I don't understand what texture coordinates to pass in. For example, how does the point sprite choose what part of my sprite sheet to use based on the texture coordinates? I'm used to drawing quads which have effectively 4 sets of texture coordinates (one for each vertex), how is this different (clearly it is)?
A colleague of mine helped with the answer. It turns out the trick is to utilize both the size of the point (in OpenGL units) and the size of the sprite (in texture units, (0..1)) in combination with a little vector math to render only part of the sprite-sheet onto each point.
Vertex Shader
uniform mat4 Projection;
uniform mat4 Modelview;
// The radius of the point in OpenGL units, eg: "20.0"
uniform float PointSize;
// The size of the sprite being rendered. My sprites are square
// so I'm just passing in a float. For non-square sprites pass in
// the width and height as a vec2.
uniform float TextureCoordPointSize;
attribute vec4 Position;
attribute vec4 ObjectCenter;
// The top left corner of a given sprite in the sprite-sheet
attribute vec2 TextureCoordIn;
varying vec2 TextureCoord;
varying vec2 TextureSize;
void main(void)
{
gl_Position = Projection * Modelview * Position;
TextureCoord = TextureCoordIn;
TextureSize = vec2(TextureCoordPointSize, TextureCoordPointSize);
// This is optional, it is a quick and dirty way to make the points stay the same
// size on the screen regardless of distance.
gl_PointSize = PointSize / Position.w;
}
Fragment Shader
varying mediump vec2 TextureCoord;
varying mediump vec2 TextureSize;
uniform sampler2D Sampler;
void main(void)
{
// This is where the magic happens. Combine all three factors to render
// just a portion of the sprite-sheet for this point
mediump vec2 realTexCoord = TextureCoord + (gl_PointCoord * TextureSize);
mediump vec4 fragColor = texture2D(Sampler, realTexCoord);
// Optional, emulate GL_ALPHA_TEST to use transparent images with
// point sprites without worrying about z-order.
// see: http://stackoverflow.com/a/5985195/806988
if(fragColor.a == 0.0){
discard;
}
gl_FragColor = fragColor;
}
Point sprites are composed of a single position. Therefore any "varying" values will not actually vary, because there's nothing to interpolate between.

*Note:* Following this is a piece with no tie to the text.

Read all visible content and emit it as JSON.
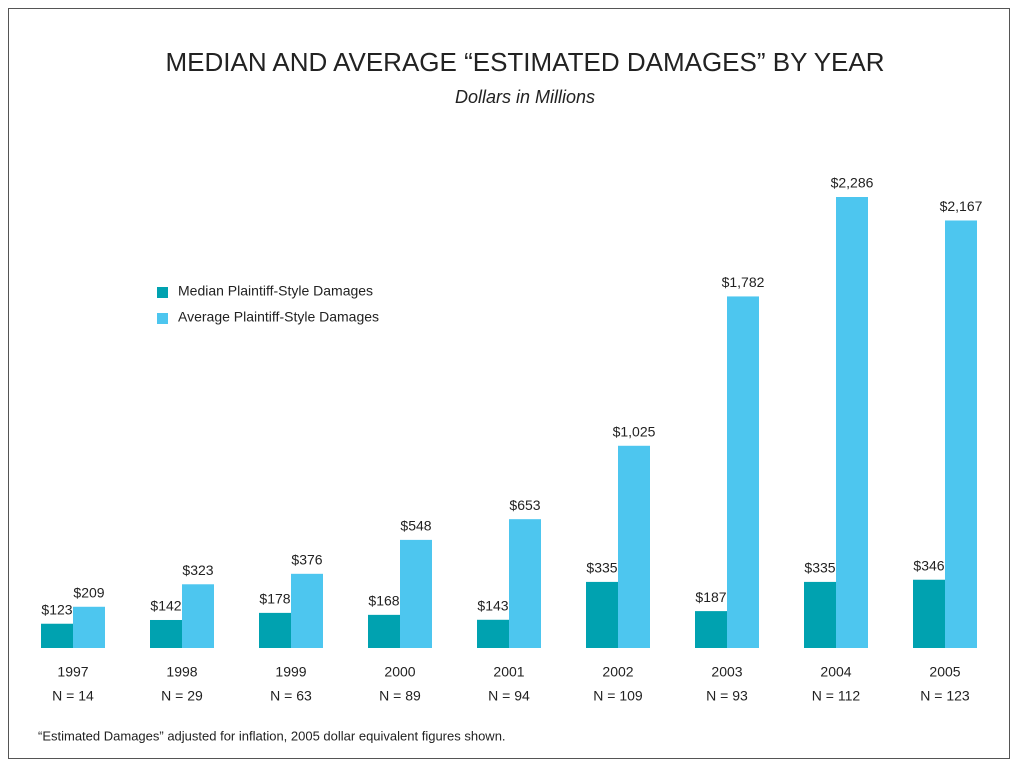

gl_PointCoord is a vec2 value where the XY values are between [0, 1]. They represent the location on the point. (0, 0) is the bottom-left of the point, and (1, 1) is the top-right.
So you want to map (0, 0) to the bottom-left of your sprite, and (1, 1) to the top-right. To do that, you need to know certain things: the size of the sprites (assuming they're all the same size), the size of the texture (because the texture fetch functions take normalized texture coordinates, not pixel locations), and which sprite is currently being rendered.
The latter can be set via a varying. It can just be a value that's passed as per-vertex data into the varying in the vertex shader.
You use that plus the size of the sprites to determine where in the texture you want to pull data for this sprite. Once you have the texel coordinates you want to use, you divide them by the texture size to produce normalized texture coordinates.
In any case, point sprites, despite the name, aren't really meant for sprite rendering. It would be easier to use quads/triangles for that, as you can have more assurance over exactly what positions everything has.